We contribute to the existing literature on the related issues of bullshitting, overconfidence and overclaiming in three important ways. First, we use a large sample of 40,550 young people from nine Anglophone countries to examine bullshit, which enables us to dig deeper into the differences between subgroups (e.g. boys versus girls, advantaged vs. disadvantaged young people). Second, we provide the first internationally comparable evidence on bullshitting. We use confirmatory factor analysis to construct our scale and test for three hierarchical levels of measurement invariance (configural, metric and scalar). This allows us to compare average scores on our bullshit scale across countries in a robust and meaningful way. Finally, we also examine the relationship between bullshitting and various other psychological traits, including overconfidence, self-perceptions of popularity amongst peers and their reported levels of perseverance.

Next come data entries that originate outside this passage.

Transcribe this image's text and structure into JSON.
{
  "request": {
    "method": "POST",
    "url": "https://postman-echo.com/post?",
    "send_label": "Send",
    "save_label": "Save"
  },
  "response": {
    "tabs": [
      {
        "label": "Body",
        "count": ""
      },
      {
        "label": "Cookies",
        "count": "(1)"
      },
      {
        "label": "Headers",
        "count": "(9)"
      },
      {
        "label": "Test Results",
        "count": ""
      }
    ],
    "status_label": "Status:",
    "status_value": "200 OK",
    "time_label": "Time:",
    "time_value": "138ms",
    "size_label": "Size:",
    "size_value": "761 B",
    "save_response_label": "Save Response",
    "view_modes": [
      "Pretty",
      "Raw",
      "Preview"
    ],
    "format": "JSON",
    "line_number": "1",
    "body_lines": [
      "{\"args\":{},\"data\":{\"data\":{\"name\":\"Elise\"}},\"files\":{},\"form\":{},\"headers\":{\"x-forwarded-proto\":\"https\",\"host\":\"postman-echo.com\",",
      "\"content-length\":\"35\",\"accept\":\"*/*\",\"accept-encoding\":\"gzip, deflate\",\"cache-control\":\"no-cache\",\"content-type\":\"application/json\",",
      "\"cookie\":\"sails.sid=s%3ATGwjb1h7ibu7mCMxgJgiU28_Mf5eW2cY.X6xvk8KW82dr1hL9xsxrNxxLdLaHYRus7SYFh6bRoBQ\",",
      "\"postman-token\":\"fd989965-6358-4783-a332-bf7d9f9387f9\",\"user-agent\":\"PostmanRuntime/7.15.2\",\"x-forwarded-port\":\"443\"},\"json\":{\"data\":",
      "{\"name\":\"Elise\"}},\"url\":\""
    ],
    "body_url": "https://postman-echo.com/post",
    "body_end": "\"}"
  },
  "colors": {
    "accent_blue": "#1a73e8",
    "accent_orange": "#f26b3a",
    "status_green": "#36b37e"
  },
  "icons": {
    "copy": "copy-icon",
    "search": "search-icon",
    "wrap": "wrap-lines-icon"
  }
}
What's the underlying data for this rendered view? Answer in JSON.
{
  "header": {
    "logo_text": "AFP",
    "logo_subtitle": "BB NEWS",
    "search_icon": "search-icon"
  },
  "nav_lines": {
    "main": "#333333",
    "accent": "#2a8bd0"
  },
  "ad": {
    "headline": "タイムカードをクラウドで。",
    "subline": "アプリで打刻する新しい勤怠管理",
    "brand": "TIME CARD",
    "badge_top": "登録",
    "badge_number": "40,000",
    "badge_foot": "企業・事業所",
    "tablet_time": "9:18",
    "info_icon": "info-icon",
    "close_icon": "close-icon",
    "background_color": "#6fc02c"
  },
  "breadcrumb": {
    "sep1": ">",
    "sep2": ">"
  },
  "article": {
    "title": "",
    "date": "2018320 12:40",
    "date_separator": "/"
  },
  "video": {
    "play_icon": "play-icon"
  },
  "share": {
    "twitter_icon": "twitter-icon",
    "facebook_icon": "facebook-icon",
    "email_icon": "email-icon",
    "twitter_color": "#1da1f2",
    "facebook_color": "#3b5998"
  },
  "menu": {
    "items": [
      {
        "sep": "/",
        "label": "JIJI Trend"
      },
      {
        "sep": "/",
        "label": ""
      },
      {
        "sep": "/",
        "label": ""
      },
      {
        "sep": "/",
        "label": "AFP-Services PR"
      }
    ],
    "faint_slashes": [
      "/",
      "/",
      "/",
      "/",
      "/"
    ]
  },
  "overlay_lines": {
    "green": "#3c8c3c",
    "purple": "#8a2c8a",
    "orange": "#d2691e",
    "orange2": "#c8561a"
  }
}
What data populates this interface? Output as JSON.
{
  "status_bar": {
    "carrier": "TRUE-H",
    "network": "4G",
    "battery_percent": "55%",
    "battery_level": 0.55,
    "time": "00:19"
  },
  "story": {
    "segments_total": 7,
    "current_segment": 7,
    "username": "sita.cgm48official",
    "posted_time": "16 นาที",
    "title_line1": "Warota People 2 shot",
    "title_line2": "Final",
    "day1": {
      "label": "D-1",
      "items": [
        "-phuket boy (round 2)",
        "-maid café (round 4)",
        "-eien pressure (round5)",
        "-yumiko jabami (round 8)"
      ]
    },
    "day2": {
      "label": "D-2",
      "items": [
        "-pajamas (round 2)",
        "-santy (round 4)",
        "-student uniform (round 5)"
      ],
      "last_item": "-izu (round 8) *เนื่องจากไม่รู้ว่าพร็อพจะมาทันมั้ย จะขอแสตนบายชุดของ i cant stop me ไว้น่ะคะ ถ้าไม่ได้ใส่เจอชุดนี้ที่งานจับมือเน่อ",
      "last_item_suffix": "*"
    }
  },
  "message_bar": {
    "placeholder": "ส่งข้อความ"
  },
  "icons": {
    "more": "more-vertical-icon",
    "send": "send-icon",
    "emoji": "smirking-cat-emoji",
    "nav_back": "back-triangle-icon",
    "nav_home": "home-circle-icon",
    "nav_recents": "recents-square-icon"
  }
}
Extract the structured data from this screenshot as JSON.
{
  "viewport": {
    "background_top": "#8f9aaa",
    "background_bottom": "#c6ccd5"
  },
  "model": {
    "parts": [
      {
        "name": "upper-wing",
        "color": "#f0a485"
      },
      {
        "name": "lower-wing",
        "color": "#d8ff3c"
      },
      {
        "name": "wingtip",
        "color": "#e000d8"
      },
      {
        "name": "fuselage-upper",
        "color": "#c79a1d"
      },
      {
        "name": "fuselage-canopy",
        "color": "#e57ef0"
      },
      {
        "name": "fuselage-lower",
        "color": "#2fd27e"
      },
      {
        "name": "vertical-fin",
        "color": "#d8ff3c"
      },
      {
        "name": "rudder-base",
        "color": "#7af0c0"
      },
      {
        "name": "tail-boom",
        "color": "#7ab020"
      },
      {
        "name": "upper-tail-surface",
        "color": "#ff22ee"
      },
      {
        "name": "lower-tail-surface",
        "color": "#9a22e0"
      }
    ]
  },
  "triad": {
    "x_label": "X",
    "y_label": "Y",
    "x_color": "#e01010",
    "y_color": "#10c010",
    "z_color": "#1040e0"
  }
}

Unlike many previous studies, we are able to investigate differences between bullshitters and non-bullshitters conditional upon a range of potential confounding characteristics (including a high-quality measure of educational achievement) providing stronger evidence that bullshitting really is independently related to these important psychological traits. 
Our findings support the view that young men are, on average, bigger bullshitters than young women, and that socio-economically advantaged teenagers are more likely to be bullshitters than their disadvantaged peers. There is also important cross-national variation, with young people in North American more likely to make exaggerated claims about their knowledge and abilities than those from Europe. Finally, we illustrate how bullshitters display overconfidence in their skills, and are more likely to report that they work hard when challenged and are popular at school than other young people. 
The paper now proceeds as follows. Section 2 provides an overview of the Programme for International Student Assessment (PISA) 2012 data and our empirical methodology. This is accompanied by Appendix A, where we discuss how we test for measurement invariance of the latent bullshit scale across groups. Results are then presented in section 3, with discussion and conclusions following in section 4.